The statement said the caller instructed her not let people know she was leaving or where she was going.
Ruth shot up from her seat, rushed to her hostel and put on a blue pair of jeans, a red top, navy blue sweater and black shoes and left. That was the last time she would ever be seen by those who knew her.
At 6am the following day, she sent her friend Esther Kinyeru a text message that read: “morning dear, nilijienjoy kweli n right now niko kwa huyu chali rich. Tell Lucile 2 expect me on Sun jioni. Sina charge, bye.”
This was the last anyone heard from Ruth.
Ngare, the alleged ex-boyfriend, denied ever going out with Ruth or ever meeting her in the days running up to her disappearance.
He said he had never spoken with her on the phone since they broke up the previous year.
“You can even take my phone and do whatever you wish to see if I am telling the truth,” Ngare told police in a statement.
He said the last time he saw Ruth was in class on Thursday April 12 and Friday April 13. In fact, he sat behind her on Friday, the statement said.
From the father’s statement, one gets the impression of a frustrated man not receiving the help he needs from the police to trace his daughter.

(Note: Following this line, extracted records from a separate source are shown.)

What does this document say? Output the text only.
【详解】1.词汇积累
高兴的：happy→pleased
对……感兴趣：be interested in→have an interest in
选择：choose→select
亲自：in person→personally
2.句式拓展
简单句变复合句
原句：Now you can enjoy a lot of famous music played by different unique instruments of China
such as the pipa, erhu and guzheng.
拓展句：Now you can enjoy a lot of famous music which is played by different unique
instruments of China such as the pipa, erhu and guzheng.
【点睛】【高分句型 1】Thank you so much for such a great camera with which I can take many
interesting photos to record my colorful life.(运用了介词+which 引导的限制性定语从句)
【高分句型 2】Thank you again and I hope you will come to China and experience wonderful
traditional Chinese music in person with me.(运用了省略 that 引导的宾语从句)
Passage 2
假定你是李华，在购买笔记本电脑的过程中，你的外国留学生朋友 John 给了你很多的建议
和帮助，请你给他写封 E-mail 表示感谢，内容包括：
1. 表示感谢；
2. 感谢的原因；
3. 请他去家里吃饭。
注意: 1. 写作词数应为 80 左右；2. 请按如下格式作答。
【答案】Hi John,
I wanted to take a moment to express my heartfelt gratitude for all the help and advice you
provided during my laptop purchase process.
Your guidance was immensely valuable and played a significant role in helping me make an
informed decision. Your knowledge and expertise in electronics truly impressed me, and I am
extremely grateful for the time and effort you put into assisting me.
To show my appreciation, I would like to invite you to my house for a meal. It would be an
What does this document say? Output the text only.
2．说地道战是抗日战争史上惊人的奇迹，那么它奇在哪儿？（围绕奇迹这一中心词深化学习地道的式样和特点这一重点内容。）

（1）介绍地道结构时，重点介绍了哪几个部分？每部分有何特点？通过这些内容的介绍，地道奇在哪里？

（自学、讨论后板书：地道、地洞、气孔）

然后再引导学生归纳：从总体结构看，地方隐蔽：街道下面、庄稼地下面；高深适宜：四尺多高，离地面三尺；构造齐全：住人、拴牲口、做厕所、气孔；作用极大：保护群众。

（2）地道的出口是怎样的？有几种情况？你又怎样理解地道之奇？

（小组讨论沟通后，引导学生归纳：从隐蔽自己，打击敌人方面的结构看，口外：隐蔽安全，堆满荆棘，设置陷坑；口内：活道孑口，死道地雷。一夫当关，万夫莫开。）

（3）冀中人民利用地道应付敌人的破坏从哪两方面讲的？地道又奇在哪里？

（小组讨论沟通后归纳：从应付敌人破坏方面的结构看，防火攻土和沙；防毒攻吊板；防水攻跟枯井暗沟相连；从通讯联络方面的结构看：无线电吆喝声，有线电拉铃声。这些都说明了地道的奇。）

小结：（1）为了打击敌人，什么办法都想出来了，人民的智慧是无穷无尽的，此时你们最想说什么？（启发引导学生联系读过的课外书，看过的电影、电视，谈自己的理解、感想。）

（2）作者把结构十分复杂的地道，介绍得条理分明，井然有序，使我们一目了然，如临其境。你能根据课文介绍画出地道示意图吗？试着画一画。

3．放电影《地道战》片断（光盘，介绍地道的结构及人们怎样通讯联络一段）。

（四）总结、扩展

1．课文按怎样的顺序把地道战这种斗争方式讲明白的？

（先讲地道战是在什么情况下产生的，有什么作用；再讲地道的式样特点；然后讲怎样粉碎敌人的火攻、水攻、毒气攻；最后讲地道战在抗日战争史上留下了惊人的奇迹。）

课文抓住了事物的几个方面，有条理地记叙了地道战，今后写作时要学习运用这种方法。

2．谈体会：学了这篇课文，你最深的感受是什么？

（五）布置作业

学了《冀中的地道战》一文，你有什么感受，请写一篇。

“It is a devastating pain,” her sister Caroline said, adding her family is still in denial, praying and hoping Ruth will pop up someday.
“My sister loved reading a lot and I don’t think she just left school like that. If she is alive, then someone turned her mad and confused her,” she said.
Caroline said they hope the family will one day get closure on Ruth’s disappearance and move on.